Una mujer que realmente la hubiese comprendido habría sido capaz de desvelar el significado de estas palabras. Grace, quizá a causa de lo violenta que se sentía, no fue capaz de intuirlo.

A Mercy no le quedó más remedio que mostrar con claridad sus sentimientos. Suspiró y pronunció estas palabras:

—Tenía miedo de interesarle tan solo por mis desdichas, y que sin embargo yo fuera a entregarle mi corazón a cambio.

La completa ausencia de simpatía entre ella y Grace se evidenció fácilmente.

—¿Usted? —exclamó Grace con gran sorpresa.

La enfermera se levantó lentamente. La expresión de incredulidad de Grace le revelaba —casi de forma descarada— que con su confesión había ido demasiado lejos.

—Le sorprende, ¿verdad? —dijo ella—. Ignora cuántos malos tratos puede soportar un corazón de mujer sin dejar de latir. Antes de conocer a Julian Gray los hombres eran para mí objetos que me inspiraban terror. Dejemos el tema. En estos momentos, aquel predicador no es más que un recuerdo; el único recuerdo grato que conservo. No hay más que contar. Fue usted quien insistió en escuchar la historia de mi vida; pues bien, ya la ha escuchado.

—Todavía no entiendo cómo logró encontrar trabajo aquí —dijo Grace, algo incómoda, retomando como pudo el hilo de la conversación.

Mercy cruzó la habitación y juntó lentamente los últimos rescoldos del fuego.

—La supervisora tiene amigos en Francia —contestó— relacionados con hospitales militares. Dadas las circunstancias, no le fue difícil conseguirme una plaza. Aquí puedo serle útil a la sociedad. Entre esos pobres desdichados —y señaló en dirección a la habitación donde yacían los heridos— mis manos son tan suaves y mis palabras de consuelo se reciben como si yo fuera la mujer más respetable sobre la tierra. Y si una bala perdida se cruza en mi camino antes de que termine la guerra… en fin, la sociedad se habrá librado de mí fácilmente.

Tenía la mirada fija en los rescoldos, como si viera en ellos los restos de su propia vida. Una mínima humanidad exigía decirle algo. Grace meditó, avanzó un paso hacia ella, se detuvo, y buscó amparo en una de las frases más triviales que un ser humano puede soltarle a otro.

—Si puedo hacer algo por usted… —empezó.

La frase, detenida en ese punto, no se concluyó. La compasión que Miss Roseberry sentía hacia aquella perdida que la había rescatado y cobijado no daba para más.

La enfermera alzó su noble cabeza y avanzó lentamente hacia la cortina de lona para regresar a sus obligaciones. «Miss Roseberry pudo haberme estrechado la mano», pensó para sí con amargura. Pero no. Miss Roseberry se mantenía a distancia, sin saber qué decir.

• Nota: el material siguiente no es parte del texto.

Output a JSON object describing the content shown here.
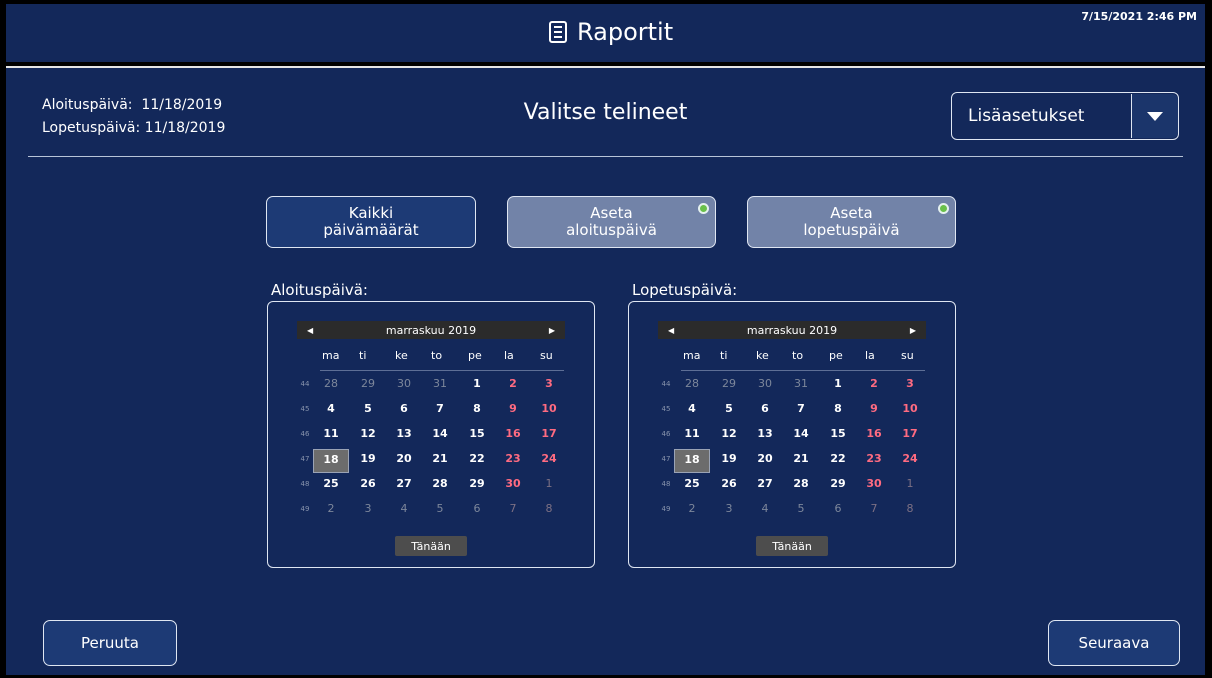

—¿Usted? ¿Qué puede hacer usted por mí? —preguntó Mercy, en un arranque de desprecio, dolida por la frialdad de su acompañante—. ¿Puede cambiar mi identidad? ¿Puede darme el nombre de una mujer sin pecado? ¡Si tuviera sus oportunidades! ¡Si tuviera su reputación y sus perspectivas! —se llevó una mano al pecho y se contuvo—. Quédese aquí —siguió—, yo volveré al trabajo. Voy a ver si su ropa está seca. No tendrá que seguir llevando la mía durante mucho tiempo.

Después de estas melancólicas palabras —pronunciadas de modo conmovedor, sin ninguna amargura— hizo ademán de irse a la cocina. Apenas había alcanzado la cortina cuando Grace la detuvo con una pregunta.

—¿Ha cambiado el tiempo? —preguntó—. Ya no se oye golpear la lluvia contra la ventana.

Antes de que Mercy pudiera retenerla cruzó la habitación y abrió los postigos de la ventana.

—¡Cierre la contraventana! —gritó Mercy—. Le dijeron que no la abriera.

Grace permaneció inmóvil, mirando por la ventana. La luna se alzaba difusa en el cielo pálido; había dejado de llover; aquella amistosa oscuridad, que había ocultado la posición francesa a las patrullas de reconocimiento alemanas, se disipaba velozmente. En unas horas, si no ocurría nada, Miss Roseberry podría continuar su viaje. Pronto amanecería.

Retrocediendo rápidamente, Mercy cerró la contraventana. Pero antes de echar el cerrojo el estruendo de un disparo procedente de las avanzadillas enemigas llegó hasta la casa. Fue secundado, casi de inmediato, por otra descarga, más próxima y más fuerte que la primera. Mercy se quedó quieta y aguzó el oído, en espera de la siguiente descarga.